Oh boy, what the hell can I possibly say about The Avengers that won’t already have been uttered by bright-faced fanboys as they make their way through the exit line at the local cinema? This is the big one. Well, sort of. 2012 will be notable in years to come as a year full of big ones. It’s not only host to the first ever major comic book crossover adaptation, but we’ll soon be witness to the final chapter in Christopher Nolan’s Dark Knight trilogy, the extremely long-awaited Alien semi-prequel, Prometheus, and Peter Jackson’s Hobbit adaptation. Oh, and let’s not forget the final chapter of Twilight! (Squeel!) The first of those to hit the big screen though and this year’s big summer kick-off movie was Marvel Studio’s The Avengers. It’s the movie we’ve been waiting for since the fortunate few stayed until after the credits of the first Iron Man to see Samuel L. Jackson show up and talk about the Avengers initiative to Tony Stark. Then (the extremely underrated) The Incredible Hulk came out a few months later and everyone knew that it was true. It was happening. Marvel was actually tying all of their movies together.
And why shouldn’t they? It was a genius move. After all, their comics all exist in the same universe (well, two universes technically), so why shouldn’t the movies as well? So when Marvel started acquiring the rights to their own heroes and creating an amalgam of movies, people started heralding it as one of the smartest business decisions in the entertainment industry. We all knew it would wind up here too, but we were worried. Who would direct the Avengers movie? How will they have enough screen-time for all the heroes without making it three-and-a-half-hours long? What if the actors are busy with other projects? Etc., etc. Any project this big would incur doubts from fans. After all, we wanted it to be good. You can’t just let Joe Shmoe direct and slap together something quick to sell tickets. So, when I found out Joss Whedon would be directing I was a little skeptical, due to his lack of experience with film directing (his only other movie was 2007’s Serenity, which was entertaining, but bombed in theatres), but I was also excited as Whedon is a veteran comic writer and a big Marvel fan himself. I knew that his script would do the characters justice, even if the directing was sub-par. Then I found out Ed Norton wouldn’t be returning as the Hulk. I was a little saddened, but less so when I found out he was being replaced by Mark Ruffalo.

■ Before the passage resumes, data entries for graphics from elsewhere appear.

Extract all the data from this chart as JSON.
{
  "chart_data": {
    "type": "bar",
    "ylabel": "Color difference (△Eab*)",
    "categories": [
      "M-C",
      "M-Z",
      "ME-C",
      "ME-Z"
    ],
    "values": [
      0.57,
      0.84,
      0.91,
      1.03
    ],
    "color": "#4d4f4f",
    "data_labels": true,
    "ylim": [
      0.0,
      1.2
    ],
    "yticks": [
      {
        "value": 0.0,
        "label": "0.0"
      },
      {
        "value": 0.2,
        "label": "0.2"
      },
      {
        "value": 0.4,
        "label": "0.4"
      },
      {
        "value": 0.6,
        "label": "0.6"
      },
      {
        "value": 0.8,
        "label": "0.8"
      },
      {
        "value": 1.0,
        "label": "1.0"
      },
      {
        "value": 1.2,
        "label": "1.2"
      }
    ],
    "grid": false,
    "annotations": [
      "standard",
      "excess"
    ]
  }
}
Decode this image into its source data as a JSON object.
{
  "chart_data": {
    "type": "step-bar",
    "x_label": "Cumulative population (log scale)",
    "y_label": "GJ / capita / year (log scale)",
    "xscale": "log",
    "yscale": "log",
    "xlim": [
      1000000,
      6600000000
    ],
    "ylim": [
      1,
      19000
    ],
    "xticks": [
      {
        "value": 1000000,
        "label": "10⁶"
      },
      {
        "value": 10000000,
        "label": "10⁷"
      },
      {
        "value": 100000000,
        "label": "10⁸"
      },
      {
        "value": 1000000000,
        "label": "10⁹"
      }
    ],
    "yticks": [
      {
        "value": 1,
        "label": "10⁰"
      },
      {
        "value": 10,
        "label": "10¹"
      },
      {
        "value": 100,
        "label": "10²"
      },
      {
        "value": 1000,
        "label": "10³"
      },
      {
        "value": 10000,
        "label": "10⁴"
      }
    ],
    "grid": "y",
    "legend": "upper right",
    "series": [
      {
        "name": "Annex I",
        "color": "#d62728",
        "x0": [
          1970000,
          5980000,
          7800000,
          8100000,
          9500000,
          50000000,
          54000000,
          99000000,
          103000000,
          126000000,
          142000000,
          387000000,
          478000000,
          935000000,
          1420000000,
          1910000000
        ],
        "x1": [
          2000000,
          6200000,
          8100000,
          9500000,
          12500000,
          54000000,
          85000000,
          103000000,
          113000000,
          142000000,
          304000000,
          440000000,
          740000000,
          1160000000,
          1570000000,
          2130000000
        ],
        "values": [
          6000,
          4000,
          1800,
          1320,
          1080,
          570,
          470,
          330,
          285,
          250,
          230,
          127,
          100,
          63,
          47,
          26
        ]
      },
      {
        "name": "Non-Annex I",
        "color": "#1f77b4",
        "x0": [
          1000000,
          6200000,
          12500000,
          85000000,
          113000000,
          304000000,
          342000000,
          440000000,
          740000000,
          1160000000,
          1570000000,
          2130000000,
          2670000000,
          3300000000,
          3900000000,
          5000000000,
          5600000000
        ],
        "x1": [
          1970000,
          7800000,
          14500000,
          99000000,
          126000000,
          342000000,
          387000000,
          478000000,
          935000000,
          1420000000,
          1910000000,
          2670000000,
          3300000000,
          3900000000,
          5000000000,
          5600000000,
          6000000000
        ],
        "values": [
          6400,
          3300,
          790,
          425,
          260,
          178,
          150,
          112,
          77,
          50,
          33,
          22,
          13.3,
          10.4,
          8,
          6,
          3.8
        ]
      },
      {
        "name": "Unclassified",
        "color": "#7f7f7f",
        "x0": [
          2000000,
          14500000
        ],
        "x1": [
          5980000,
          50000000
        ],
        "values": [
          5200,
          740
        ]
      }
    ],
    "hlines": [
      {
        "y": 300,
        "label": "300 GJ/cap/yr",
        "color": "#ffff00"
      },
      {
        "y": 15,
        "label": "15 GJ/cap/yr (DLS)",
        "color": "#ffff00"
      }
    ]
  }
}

Well, despite the little bumps along the way, I’m here to say that I loved The Avengers. I genuinely, sincerely loved it. And I’m not going to be one of these people that says, “It’s awesome!” because everyone else says it, then 6 months later says, “Oh, it’s so overrated!” because everyone said it was awesome when it came out. Let’s face it. That happens with every big summer movie. The Dark Knight, anyone? No, I really mean that I love this movie and I’ll still love it 6 months and 6 years from now.
Here’s the paragraph where I tell you why I loved it, but it’s kind of hard to express in a whole paragraph, to be honest. I just loved it. It was entertaining, plain and simple. Not only was Joss Whedo’s script great, but he was on the top of his directing game here too. The pacing was good. The laughs came at all the right times, so did the sad parts. All the characters get ample screen time and character development (especially Mark Ruffalo’s Bruce Banner, which makes me happy as Hulk is my favourite Marvel hero). The performances are all solid. And, of course, the action is tight, intense, and fun and the 3D special effects are dazzling. The Avengers was honestly all the awesome I was hoping for. I don’t think I would have changed a thing. If you’re one of the 38 people who haven’t seen it yet, please do so. Hell, even if you have seen it, go again. It’s worth it.
I give The Avengers 5 briefs out of 5.